Back in 1983, 25-year-old Saeed Dezfouli fled Iran and found asylum in Australia. He became a citizen in 1986 and found work as a court interpreter. But today he is a prisoner and a patient in Sydney’s Long Bay jail where he is involuntarily injected with anti-psychotic medication, according to one of his advocates, Michael Poynder.
Mr Dezfouli was jailed for setting fire to the New South Wales Community Relations Commission office in Ashfield in 2001. In 2004 a jury found him not guilty of manslaughter by reason of mental illness and not guilty of maliciously damaging property by fire by reason of mental illness. Since then he has languished in the prison system.
Currently a patient at the Long Bay Forensic Hospital, Dezfouli has over the past two years vigorously pursued claims against the prison administration for access to his medical records, and to complain against discrimination. He is clearly a determined man.
But now, according to Michael Poynder, who works with a prisoners advocacy organisation in Sydney called Justice Action, every fortnight Dezfouli, is being held down by up to eight staff and forcibly injected with Clopixol, a drug designed to alleviate paranoia and hallucinations.
Poynder says what is happening to Dezfouli is in clear breach of a Health Department protocol which says, “An injection without consent should be given only in the interest of the immediate physical safety of the patient or those in his or her vicinity.”
There is no record, Poynder says, of Dezfouli being violent while he has been in prison.
Worse still, says Brett Collins, who heads Justice Action and has also been nominated by Dezfouli as his primary carer, repeated requests made by himself and Dezfouli orally and in writing over the past two months for the injections to cease have simply been ignored by the prison health authorities.
The claims made by Dezfouli’s advocates are serious and if proven, show that while mental health professionals are bestowed with enormous powers under legislation in each state and territory, when it comes to prisons where mental illness is rife, they are not sufficiently accountable.
This is particularly the case in New South Wales where both sides of the political fence are demonstrably interested only in making sure that prisons are hell holes and that prisoners have few enforceable rights.
Such an attitude on the part of legislators is in clear breach of the law. As former High Court Justice Michael Kirby said in 2004:
“[Prisoners] have lost their liberty whilst they are in prison. However, so far as I am concerned, they have not lost their human dignity or their right to equality before the law.”
The claims made about Saeed Dezfouli need to be investigated independently of government.
Mr Dezfouli may have lost his liberty, but he has the right to refuse treatment and he most certainly has a clear right to ask that a decision to subject his body and mind to involuntary injections of a powerful drug be reviewed before it proceeds further.
Greg Barns is a legal adviser to Tasmanian prisoners advocacy group, Prison Action Reform.

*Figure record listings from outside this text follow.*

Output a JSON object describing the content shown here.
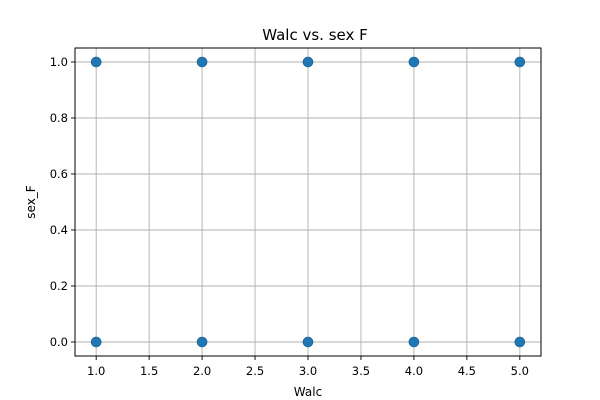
{
  "chart_data": {
    "type": "scatter",
    "title": "Walc vs. sex F",
    "xlabel": "Walc",
    "ylabel": "sex_F",
    "xlim": [
      0.8,
      5.2
    ],
    "ylim": [
      -0.05,
      1.05
    ],
    "xticks": [
      1.0,
      1.5,
      2.0,
      2.5,
      3.0,
      3.5,
      4.0,
      4.5,
      5.0
    ],
    "xtick_labels": [
      "1.0",
      "1.5",
      "2.0",
      "2.5",
      "3.0",
      "3.5",
      "4.0",
      "4.5",
      "5.0"
    ],
    "yticks": [
      0.0,
      0.2,
      0.4,
      0.6,
      0.8,
      1.0
    ],
    "ytick_labels": [
      "0.0",
      "0.2",
      "0.4",
      "0.6",
      "0.8",
      "1.0"
    ],
    "grid": true,
    "point_color": "#1f77b4",
    "points": [
      {
        "x": 1,
        "y": 1
      },
      {
        "x": 2,
        "y": 1
      },
      {
        "x": 3,
        "y": 1
      },
      {
        "x": 4,
        "y": 1
      },
      {
        "x": 5,
        "y": 1
      },
      {
        "x": 1,
        "y": 0
      },
      {
        "x": 2,
        "y": 0
      },
      {
        "x": 3,
        "y": 0
      },
      {
        "x": 4,
        "y": 0
      },
      {
        "x": 5,
        "y": 0
      }
    ]
  }
}
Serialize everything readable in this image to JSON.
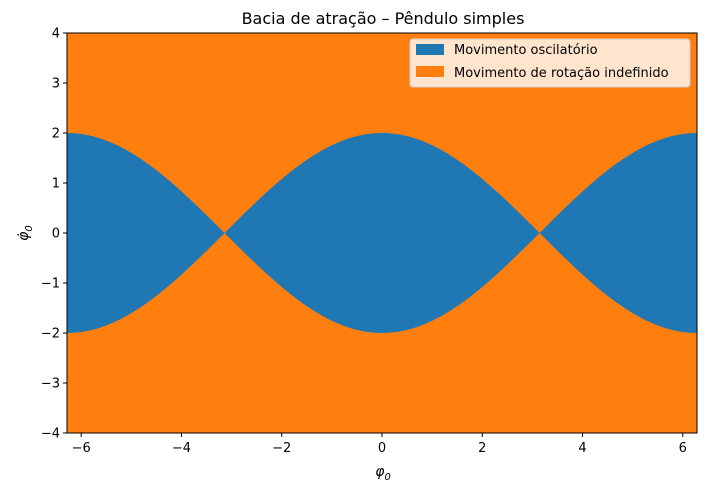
{
  "chart_data": {
    "type": "area",
    "title": "Bacia de atração – Pêndulo simples",
    "xlabel": "φ",
    "xlabel_sub": "0",
    "ylabel": "φ̇",
    "ylabel_sub": "0",
    "xlim": [
      -6.283,
      6.283
    ],
    "ylim": [
      -4,
      4
    ],
    "x_ticks": [
      -6,
      -4,
      -2,
      0,
      2,
      4,
      6
    ],
    "x_tick_labels": [
      "−6",
      "−4",
      "−2",
      "0",
      "2",
      "4",
      "6"
    ],
    "y_ticks": [
      -4,
      -3,
      -2,
      -1,
      0,
      1,
      2,
      3,
      4
    ],
    "y_tick_labels": [
      "−4",
      "−3",
      "−2",
      "−1",
      "0",
      "1",
      "2",
      "3",
      "4"
    ],
    "grid": false,
    "legend_position": "top-right",
    "separatrix": "φ̇ = ±2·|cos(φ/2)|",
    "series": [
      {
        "name": "Movimento oscilatório",
        "color": "#1f77b4",
        "region": "inside separatrix",
        "x": [
          -6.283,
          -4.712,
          -3.142,
          -1.571,
          0,
          1.571,
          3.142,
          4.712,
          6.283
        ],
        "upper": [
          2.0,
          1.414,
          0.0,
          1.414,
          2.0,
          1.414,
          0.0,
          1.414,
          2.0
        ],
        "lower": [
          -2.0,
          -1.414,
          0.0,
          -1.414,
          -2.0,
          -1.414,
          0.0,
          -1.414,
          -2.0
        ]
      },
      {
        "name": "Movimento de rotação indefinido",
        "color": "#ff7f0e",
        "region": "outside separatrix"
      }
    ]
  }
}
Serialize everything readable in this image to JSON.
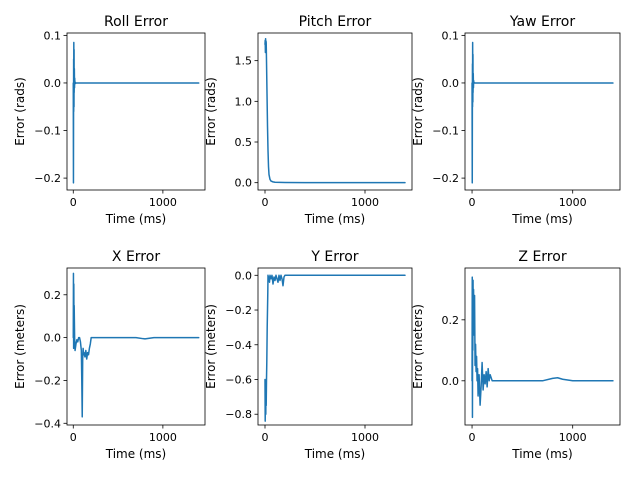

I believe that the treatment as described is appalling. What Justice Michael Kirby has said is true. People are jailed as a punishment(or in this case due to diminished responsibility or its equivalent) and that is supposed to be the punishment, not further acts of cruelty etc. It will be interesting to see what happens when this case one day reaches court, as indeed it should. This doesn’t sound any better than what the US have been doing at Guantanamo Bay when inmates go on a hunger strike – they are forcibly ‘fed’ with a tube shoved up their noses and into their stomachs by untrained people, and without due responsibility to hygiene etc. In short, it’s abuse!As this case is! It’s a crime of violence and should be treated as such! IF this man’s illness is so critical that it warrants this kind of treatment, then, obviously,he’s in the wrong place – he should be in a hospital and treated with dignity and respect! These types of actions demean us all if we allow them!
I wonder if the prison system would be able to do this, legally if we had a bill of rights.
Could Victorian prisons administer medication against some ones will under their state bill?
Could this sort of appalling treatment whilst in prison be one of the reasons why our successive governments have been so actively against a bill of rights?
Sue Gilbey
I used to work in the Victorian system.
In my experience no involuntary medication or injections were permitted in prison, and none were given.
If a person was so mentally ill that they needed such treatment, they were in layman’s terms
“certified ” and transported to a secure Forensic Psychiatric Facility.
The Victorian facility is Thomas Embling Hospital in Fairfield.
There a person can legally have treatment forced upon them as an Involuntary Patient.
In my experience the overwhelming majority of people in such treatment recieve a high
level of quality care.
Bozwell
The guy killed someone and got off the conviction for that because of a mental illness. I’m sorry but in my opinion if you avoid a conviction for manslaughter or murder because of a mental illness than you also lose your right to complain about the treatment proscribed for that illness.